Correct option is C
In hyperkalemia, elevated potassium levels significantly impact cardiac electrophysiology. ECG changes typically progress with severity. Early signs include tall, peaked T waves. As potassium levels rise further, P waves flatten, PR intervals prolong, QRS complexes widen, and eventually, the ECG may show a sine-wave pattern leading to cardiac arrest. Recognizing these changes is critical for urgent management.
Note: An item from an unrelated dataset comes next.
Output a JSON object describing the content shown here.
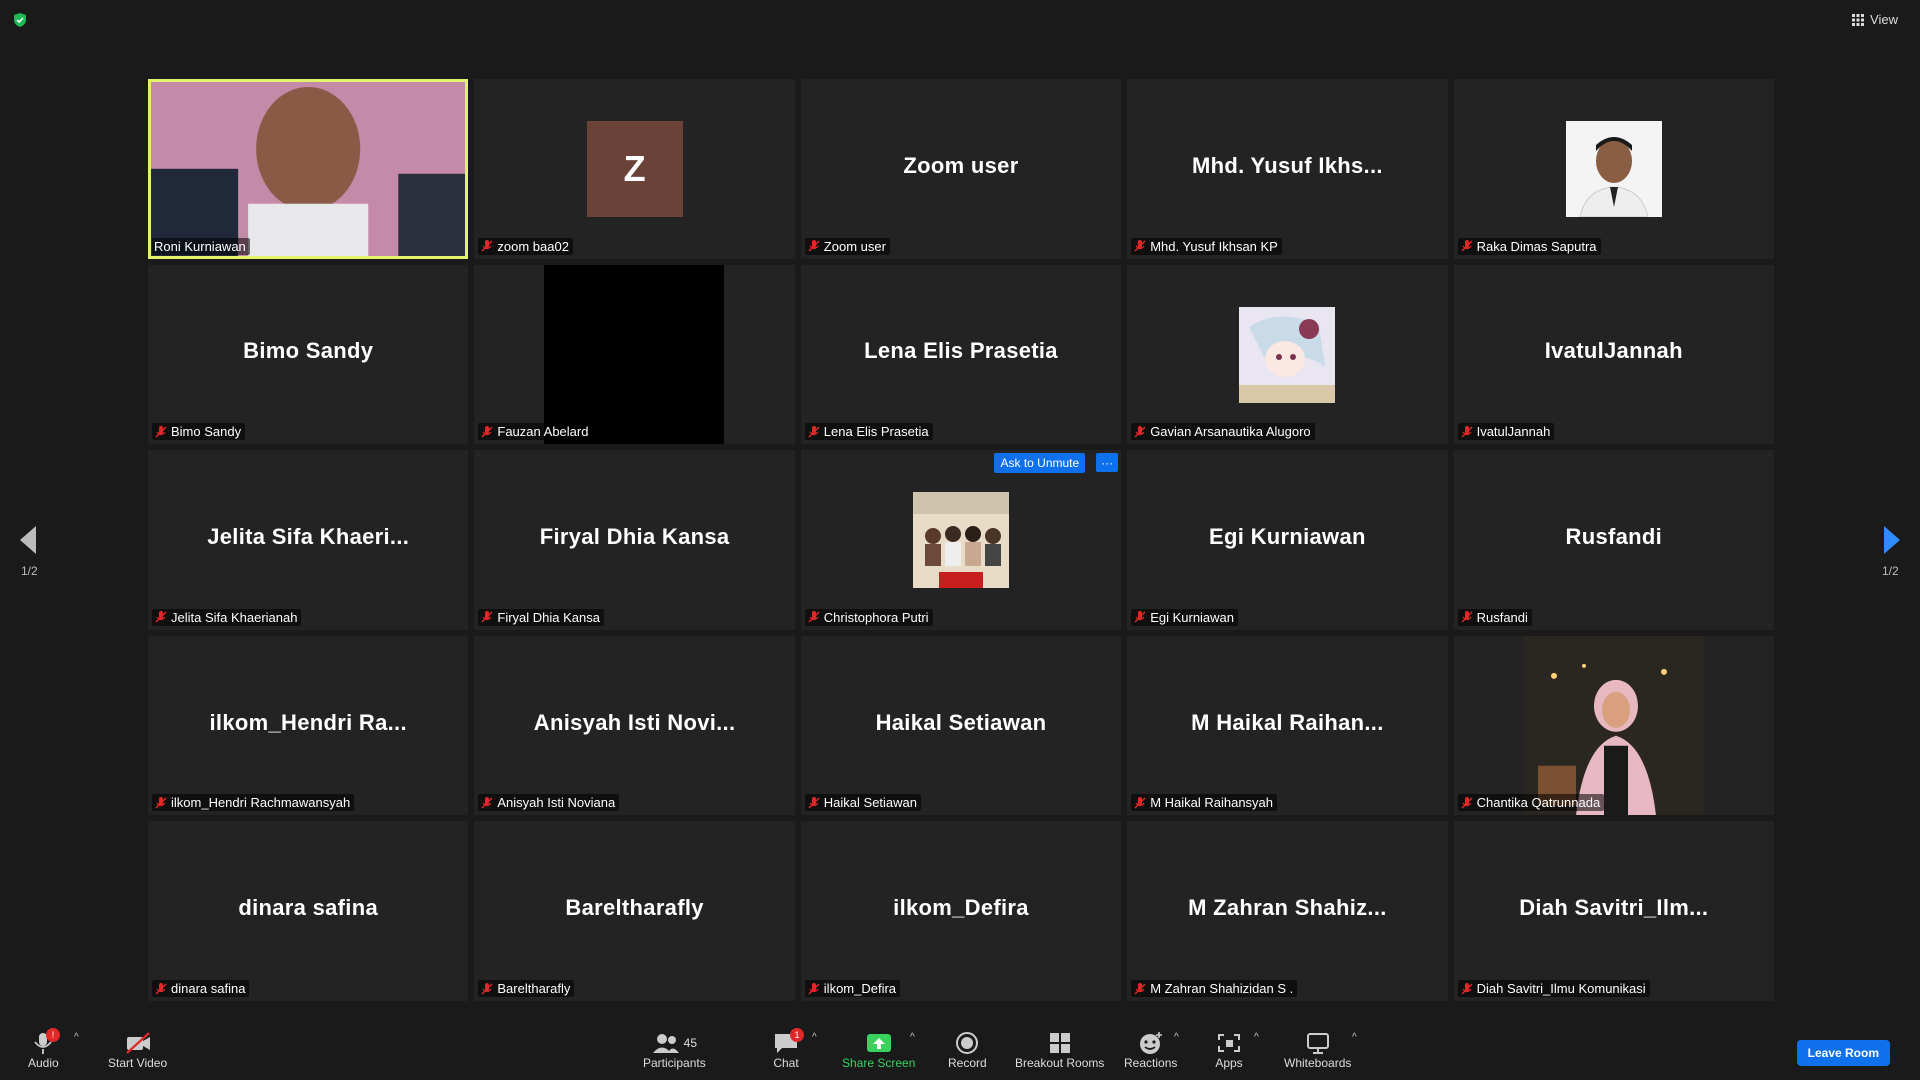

Explanation of options: (a) Normal ‘P’ wave and ‘QRS complex’, rounded ‘T’ wave and shallow ‘U’ wave – This describes a normal ECG or mild hypokalemia, not hyperkalemia. (b) Peak ‘P’ wave, ‘ST’ depression, shallow ‘T’ wave and prominent ‘U’ wave – These are typical features of hypokalemia, not hyperkalemia. (c) Flat ‘P’ wave, prolonged ‘PR’ interval, widened ‘QRS complex’ and tall ‘T’ wave – This is the correct answer. These are classic ECG features seen in progressive hyperkalemia. (d) Peak ‘P’ wave, absent ‘QRS complex’ and prominent ‘U’ wave – These findings do not align with hyperkalemia; prominent U waves occur in hypokalemia.